— И добавьте в стакан чуточку бренди! — крикнула Нэнни вслед Шимоне. — Это придаст хозяину силы — он ведь так ничего и не покушал.
Возвращаясь в спальню, Шимона услышала, как отец снова раскашлялся.
Возможно, просто оттого, что Нэнни потревожила его, когда брила и умывала, но, как бы то ни было, душераздирающий кашель сотрясал все тело отца.
На этот раз приступ длился очень долго, а когда Бардсли отнял ото рта платок, там было гораздо больше крови, чем раньше. Шимона и Нэнни обменялись испуганными, встревоженными взглядами.
Наконец обессиленный Красавец Бардсли в изнеможении откинулся на подушки, и Шимону вновь поразили его смертельная бледность и затрудненное дыхание.
В этот момент раздался стук в дверь. Шимона поняла, что это доктор Лесли.
Она поспешила вниз. Увидев девушку, пожилой джентльмен с облегчением воскликнул:
— Как я рад вашему возвращению, дитя мое! Еще немного — и я собирался посылать за вами.
Он заметил, что при этих словах Шимона взглянула на него вопросительно, однако, не давая никаких объяснений, увлек девушку за собой в маленькую гостиную.
Но и там доктор продолжал хранить молчание, и Шимона рискнула заговорить сама:
— Я достала деньги. Как только папа немного окрепнет, мы сможем уехать за границу.
Доктор Лесли глубоко вздохнул и наконец тихо произнес:
— Я полагаю, Шимона, вам лучше знать правду. Ваш отец не в состоянии ехать куда бы то ни было. Как это ни прискорбно, моя дорогая, но вынужден признаться, что ничем не могу ему помочь!..
Позднее, возвращаясь мыслями к тем роковым дням, Шимона спрашивала себя, удалось бы ей справиться со всем обрушившимся на нее без доктора Лесли.
Когда умер ее отец, именно доктор взял на себя устройство похорон и все с этим связанное. Шимона же будто пребывала в каком-то сне. Она не чувствовала ничего, кроме бесконечной боли от постигшей ее утраты.
Она никогда не думала, что отец может умереть так же скоропостижно, как и мать. Все произошло так внезапно… Еще сегодня он был жив, а назавтра — эта бесконечная пустота, которую, казалось, ничто не может заполнить.
И все же, не могла не признать Шимона, смерть ее отца была прекрасна — в том смысле, что, если бы он мог выбирать, он наверняка предпочел бы уйти из жизни именно так.
Это произошло после полудня того дня, когда Шимона возвратилась домой.
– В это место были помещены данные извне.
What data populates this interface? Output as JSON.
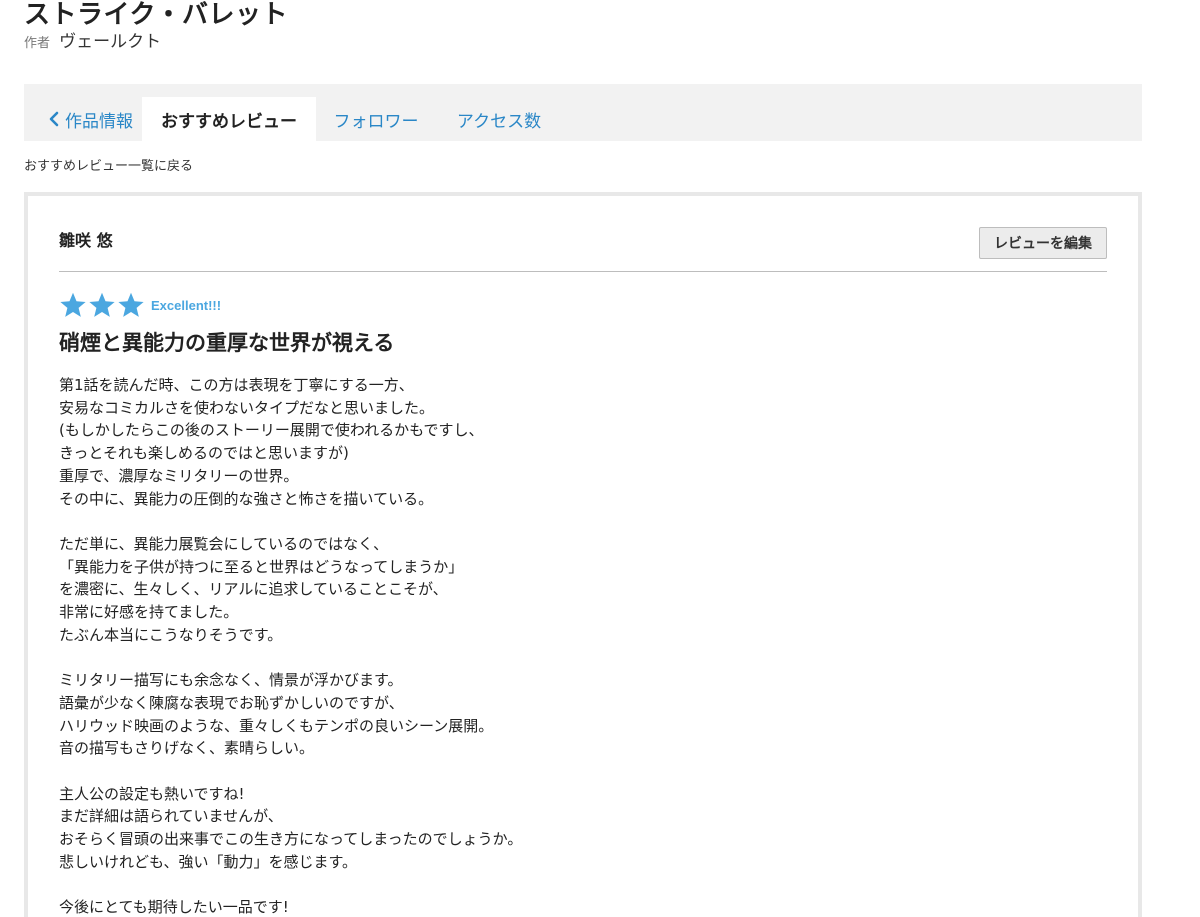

Она в одиночестве сидела у постели больного, пытаясь осознать горькую правду, открытую ей доктором Лесли, и тщетно надеясь на чудо, которое еще могло бы спасти ее несчастного отца.
Сейчас, когда свет от камина падал на его лицо, оно уже не казалось таким мертвенно-бледным и изможденным, каким предстало ее взору ранним утром.
Благородные черты лица и широкий лоб делали Бардсли похожим на некоего греческого бога, и Шимона спрашивала себя, а есть ли на свете человек столь же прекрасный и совершенный, как ее отец.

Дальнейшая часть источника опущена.